Peut-être n'était-il pas très astucieux, pour le gouvernement, d'imposer plusieurs réformes à la fois aux enseignants.
La décentralisation et la réforme des retraites sont entrées en collision, et ont provoqué une levée de boucliers dans les personnels de l'Education nationale qui sont très méfiants, par ailleurs, quant aux diminutions d'effectifs envisagées par les pouvoirs publics.

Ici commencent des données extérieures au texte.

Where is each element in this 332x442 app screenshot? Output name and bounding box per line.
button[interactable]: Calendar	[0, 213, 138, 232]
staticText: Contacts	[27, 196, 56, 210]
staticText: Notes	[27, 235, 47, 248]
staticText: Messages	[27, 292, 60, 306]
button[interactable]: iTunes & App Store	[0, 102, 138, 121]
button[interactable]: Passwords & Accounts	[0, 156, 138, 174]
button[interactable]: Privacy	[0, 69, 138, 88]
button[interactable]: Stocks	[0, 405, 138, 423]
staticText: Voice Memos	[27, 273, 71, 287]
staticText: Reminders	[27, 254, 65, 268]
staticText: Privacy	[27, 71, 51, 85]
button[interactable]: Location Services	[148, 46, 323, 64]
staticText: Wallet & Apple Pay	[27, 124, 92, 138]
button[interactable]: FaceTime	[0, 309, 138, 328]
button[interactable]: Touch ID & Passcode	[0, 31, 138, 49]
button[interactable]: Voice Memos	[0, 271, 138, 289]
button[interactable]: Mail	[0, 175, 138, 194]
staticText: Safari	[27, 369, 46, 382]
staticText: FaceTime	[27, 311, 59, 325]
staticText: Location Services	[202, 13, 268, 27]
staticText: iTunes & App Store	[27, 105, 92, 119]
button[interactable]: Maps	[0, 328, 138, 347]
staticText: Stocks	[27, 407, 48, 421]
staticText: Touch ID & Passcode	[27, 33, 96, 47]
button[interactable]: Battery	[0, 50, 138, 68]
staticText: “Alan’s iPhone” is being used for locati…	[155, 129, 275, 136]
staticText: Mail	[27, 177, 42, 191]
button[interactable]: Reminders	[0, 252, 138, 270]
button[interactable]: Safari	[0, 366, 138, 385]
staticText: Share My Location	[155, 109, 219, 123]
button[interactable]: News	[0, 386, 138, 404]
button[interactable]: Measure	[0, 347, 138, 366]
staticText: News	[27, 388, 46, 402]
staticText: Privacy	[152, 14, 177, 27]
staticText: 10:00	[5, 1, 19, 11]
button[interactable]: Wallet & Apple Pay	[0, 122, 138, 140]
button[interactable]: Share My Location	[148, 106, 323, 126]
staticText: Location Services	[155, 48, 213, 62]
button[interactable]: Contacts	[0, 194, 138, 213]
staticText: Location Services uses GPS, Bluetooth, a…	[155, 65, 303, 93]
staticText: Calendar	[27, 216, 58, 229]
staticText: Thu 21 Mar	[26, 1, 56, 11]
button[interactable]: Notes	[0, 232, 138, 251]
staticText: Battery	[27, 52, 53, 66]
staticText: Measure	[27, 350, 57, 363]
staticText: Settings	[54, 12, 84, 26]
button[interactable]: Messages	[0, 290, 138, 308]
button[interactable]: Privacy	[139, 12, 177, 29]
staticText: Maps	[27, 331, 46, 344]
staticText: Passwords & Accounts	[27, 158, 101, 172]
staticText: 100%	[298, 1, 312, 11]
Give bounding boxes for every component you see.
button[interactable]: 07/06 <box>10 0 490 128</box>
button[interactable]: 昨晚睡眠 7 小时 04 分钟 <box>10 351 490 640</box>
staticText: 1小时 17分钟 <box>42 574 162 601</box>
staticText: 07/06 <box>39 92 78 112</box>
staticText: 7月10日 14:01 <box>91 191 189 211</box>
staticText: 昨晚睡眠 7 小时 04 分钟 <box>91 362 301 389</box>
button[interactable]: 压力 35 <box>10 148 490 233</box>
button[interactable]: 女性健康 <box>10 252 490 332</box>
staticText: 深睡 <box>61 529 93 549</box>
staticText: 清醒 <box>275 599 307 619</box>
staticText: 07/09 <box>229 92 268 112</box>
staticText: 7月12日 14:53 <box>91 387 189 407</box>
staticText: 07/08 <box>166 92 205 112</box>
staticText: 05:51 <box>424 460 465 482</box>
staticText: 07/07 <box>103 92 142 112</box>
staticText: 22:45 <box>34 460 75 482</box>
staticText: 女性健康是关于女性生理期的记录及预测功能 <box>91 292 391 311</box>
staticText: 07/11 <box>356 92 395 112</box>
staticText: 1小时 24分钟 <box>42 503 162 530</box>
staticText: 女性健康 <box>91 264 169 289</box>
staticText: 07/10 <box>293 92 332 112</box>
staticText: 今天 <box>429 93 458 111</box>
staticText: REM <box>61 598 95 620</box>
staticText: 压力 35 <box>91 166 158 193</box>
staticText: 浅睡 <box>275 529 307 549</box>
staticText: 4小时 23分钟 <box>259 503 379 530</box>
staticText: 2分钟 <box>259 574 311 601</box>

Ces trois facteurs de la colère des enseignants sont pourtant bien distincts. La prolongation des carrières est considérée comme le danger le plus grave. En effet, il faut faire des études avant d'enseigner et si l'on commence sa carrière après 25 ans, il est très difficile de faire l'instit ou le prof après 60 ans. L'enseignement est comme tous les glorieux métiers de la République qui ont pris un coup de vieux et perdu leur prestige : la permissivité héritée de 1968 a fabriqué des classes insupportables, agitées, insolentes, parfois violentes. Comme les médecins, les profs sont épuisés au bout de trente ans de carrière.
Et s'ils ne font pas des études aussi longues que les médecins, il leur faut quand même acquérir les techniques de formation des élèves. En d'autres termes, la réforme leur demande un sacrifice considérable et ne leur offre qu'un choix médiocre : partir plus tôt avec une retraite insuffisante ou avoir une pension à peu près décente, mais en se tuant à l'ouvrage.
Du coup, Luc Ferry, le ministre de l'Education, devient leur tête de Turc. Comme son prédécesseur Claude Allègre. Peut-être aurait-il fallu prévoir un cas particulier pour les enseignants. Il demeure qu'ils n'ont pas le monopole du sacerdoce et que d'autres professions sont pires que les leurs ; et que, si on multiplie les exceptions, la réforme sera vidée de sa finalité, qui est d'équilibrer les régimes de retraite. D'autant que les projections faites par le gouvernement à 2020, et qui prévoient des carrières de 42 ans, ne suffisent pas à assainir les comptes. Une ou deux années de cotisations n'empêcheront pas un déficit que le gouvernement a prévu de combler par la voie budgétaire.
De sorte qu'une des mesures les plus impopulaires qui aient été conçues est par ailleurs inefficace. Comme il y a eu une manifestation des enseignants mardi dernier et qu'il y aura une grève générale mardi prochain, on peut se demander si le gouvernement aura le front de passer en force.
Même si l'ombre de l'injustice semble peser sur la retraite des enseignants, la réforme de l'Education nationale demeure nécessaire. C'est seulement quand l'ordre sera rétabli dans les écoles et les lycées que le travail des enseignants deviendra un plaisir, à savourer dans la durée.